You philological linguophiles and your derivates! :elfroleeyes: And yet we still don't have "rolleyes" spelled correctly. :tongueelf: I can see it going either way, Amarie, though I am inclined to believe it's a combination, that Morgoth placed Maiar spirits in twisted corruptions he made of Erus creations. In the original, LT2 version, of Beren and Luthien in prose, Huan speaks as a matter of routine, while in the Silm he speaks but thrice in his long life, yet we have the captain of the werewolves make a dying declaraton to Sauron after his battle with Huan. And it's well established Morgoth nor Melkor was capable of creation, only the perversion of existing creations; add the fact Dragons are clearly living creatures and they can only be either corrupted but preexisting life and/or Maiar in physical form.
Setting aside epistemology and inspiration (according to lore the "snakes" St. Patrick drove from Ireland were the Druids, who used the serpent as a symbol of wisdom, as does scripture on at least two occasions) I don't think Morgoth had it in him to give a dumb beast speech and human (at least) intelligence, but I also don't think it would be possible for any mortal to kill Glaurung or any other Dragon in any permanent sense if they were purely Maiar. So the most reasonable conclusion seems, to me, that the Dragons, Werewolves and likely many other horrible things besides known only to the Professor, were combinations of existing animal life and Maiar. That makes it a lot easier to explain Smaug and Scatha lasting from the First Age; while they COULD be offspring, reproducing Dragons have no precedent in canon, or even in apocrypha so far as I know. If you have an immortal beast due to a Maiar spirits presence reproduction becomes far less necessary, and we don't have to explain the apparently inherent evil of a Dragon brood.

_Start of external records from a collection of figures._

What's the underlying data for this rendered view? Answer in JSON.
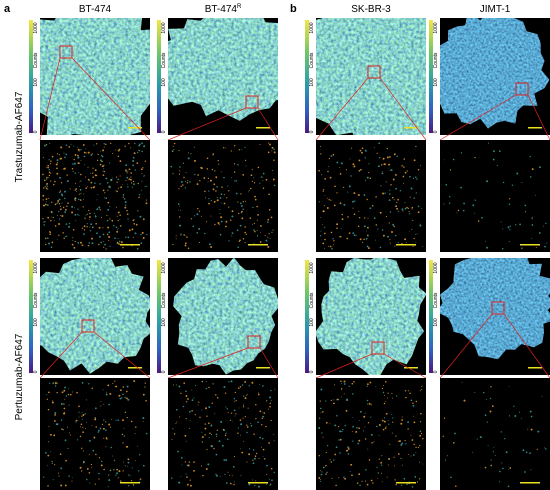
{
  "labels": {
    "panel_a": "a",
    "panel_b": "b"
  },
  "columns": [
    {
      "name": "BT-474"
    },
    {
      "name": "BT-474",
      "superscript": "R"
    },
    {
      "name": "SK-BR-3"
    },
    {
      "name": "JIMT-1"
    }
  ],
  "rows": [
    "Trastuzumab-AF647",
    "Pertuzumab-AF647"
  ],
  "colorbar": {
    "label": "Counts",
    "ticks": [
      1000,
      100,
      0
    ]
  }
}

As to the specific issue of Earendils combat with Ancalagon, the Silmarillion says only this (following a passage with the appearance of the previously unknown winged Dragons "so sudden and ruinous... that the host of the Valar was driven back:")
But Earendil came, shining with white flame, and about Vingilot were gathered all the great birds of heaven and Thorondor was their captain, and there was battle in the air all the day and through a dark night of doubt. Before the rising of the sun Earendil slew Ancalagon the Black, the mightiest of the dragon-host, and cast him from the sky; and he fell upon the towers of Thangorodrim, and they were broken in his ruin.

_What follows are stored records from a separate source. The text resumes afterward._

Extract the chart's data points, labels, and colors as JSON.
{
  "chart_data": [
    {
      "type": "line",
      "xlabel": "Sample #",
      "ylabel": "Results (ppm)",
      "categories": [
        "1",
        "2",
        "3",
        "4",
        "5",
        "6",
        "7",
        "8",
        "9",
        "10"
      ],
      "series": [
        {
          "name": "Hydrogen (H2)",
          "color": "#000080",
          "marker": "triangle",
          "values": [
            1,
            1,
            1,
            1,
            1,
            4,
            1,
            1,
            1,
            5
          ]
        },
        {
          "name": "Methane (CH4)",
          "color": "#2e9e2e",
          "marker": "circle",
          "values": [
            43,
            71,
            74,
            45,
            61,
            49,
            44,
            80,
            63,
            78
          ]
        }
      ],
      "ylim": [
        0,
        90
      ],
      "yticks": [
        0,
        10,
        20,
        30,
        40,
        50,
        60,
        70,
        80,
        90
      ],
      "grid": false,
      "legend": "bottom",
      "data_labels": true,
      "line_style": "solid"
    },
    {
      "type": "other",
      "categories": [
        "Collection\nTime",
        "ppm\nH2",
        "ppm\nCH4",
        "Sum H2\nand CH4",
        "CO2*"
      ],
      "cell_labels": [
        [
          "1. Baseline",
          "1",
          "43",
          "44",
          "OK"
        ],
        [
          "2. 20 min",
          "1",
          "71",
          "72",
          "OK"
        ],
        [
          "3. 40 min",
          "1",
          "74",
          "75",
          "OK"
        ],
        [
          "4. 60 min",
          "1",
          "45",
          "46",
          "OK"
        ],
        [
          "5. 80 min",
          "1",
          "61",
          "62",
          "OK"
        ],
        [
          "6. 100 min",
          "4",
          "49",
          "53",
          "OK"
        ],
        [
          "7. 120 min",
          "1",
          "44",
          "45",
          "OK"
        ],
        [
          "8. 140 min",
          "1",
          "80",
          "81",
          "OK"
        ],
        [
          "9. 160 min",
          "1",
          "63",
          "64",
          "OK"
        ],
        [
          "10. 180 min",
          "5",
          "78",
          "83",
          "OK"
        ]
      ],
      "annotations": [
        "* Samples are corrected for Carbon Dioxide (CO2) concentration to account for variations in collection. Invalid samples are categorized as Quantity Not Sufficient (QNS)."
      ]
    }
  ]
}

(Of the Voyage of Earendil, p.252 in the 1977 George, Allen and Unwin hardback)
This is the only canonical mention of the battle, or of Ancalagon at all (stuff like this is what drew me to HoMe.) It does tell us much, but much of that presents as many questions as answers. First, we see a combat between two armies, which Ancalagon and Earendil appear to lead (though it DOES say Thorondor was the captain of the Eagles, or perhaps of "the great birds" in general, though I know of no others in canon.) Even that assumes the Dragons were led by the greatest of their members, and not by Sauron or the mind of Morgoth himself, but this seems reasonable given the cunning and intellect we see in Glaurung and Smaug.
It's impossible to tell if Earendils combat with Ancalagon was "Roman style" or an aspect of the larger fray, but if the former it begs the question of what kept Vingilot aloft not merely in the heavens but over Thangorodrim. In this he is not simply put through the Doors of Night as part of the celestial realm, but in Middle-earth, and flying. Not only that, but his ship is with him, which to me suggests something like the swans of Alqualonde drawing the ships of Teleri.
Beyond that we can say little save the HOSTS fought the rest of the day and the entire night, and Earendil personally slew Ancalagon ere dawn. Ancalagons fall broke "the towers of Thangorodrim;" is this the mountain itself, or merely its battlements, which latter the Wreck of Gluarung, or even Smaug would likely have done? We don't know. Ancalagon is called "the mightiest of the dragon-host" but this seems to mean "the host of Dragons in the fight" from which Glaurung is obviously excluded since he's dead.
Hence my conundrum; Ancalagon is unquestionably the greatest of the flying dragons, but could something of Glaurungs bulk fly? If the winged dragons were so fiercesome, why were they not used 'til the War of the Powers? The most logical answer to the latter is that air superiority was of little value in the previous wars (though you'd think it would come up in the Fall of Gondolin) as to the former, I can't decide, though I lean toward "Ancalagon was the greatest of the Dragons, bar none."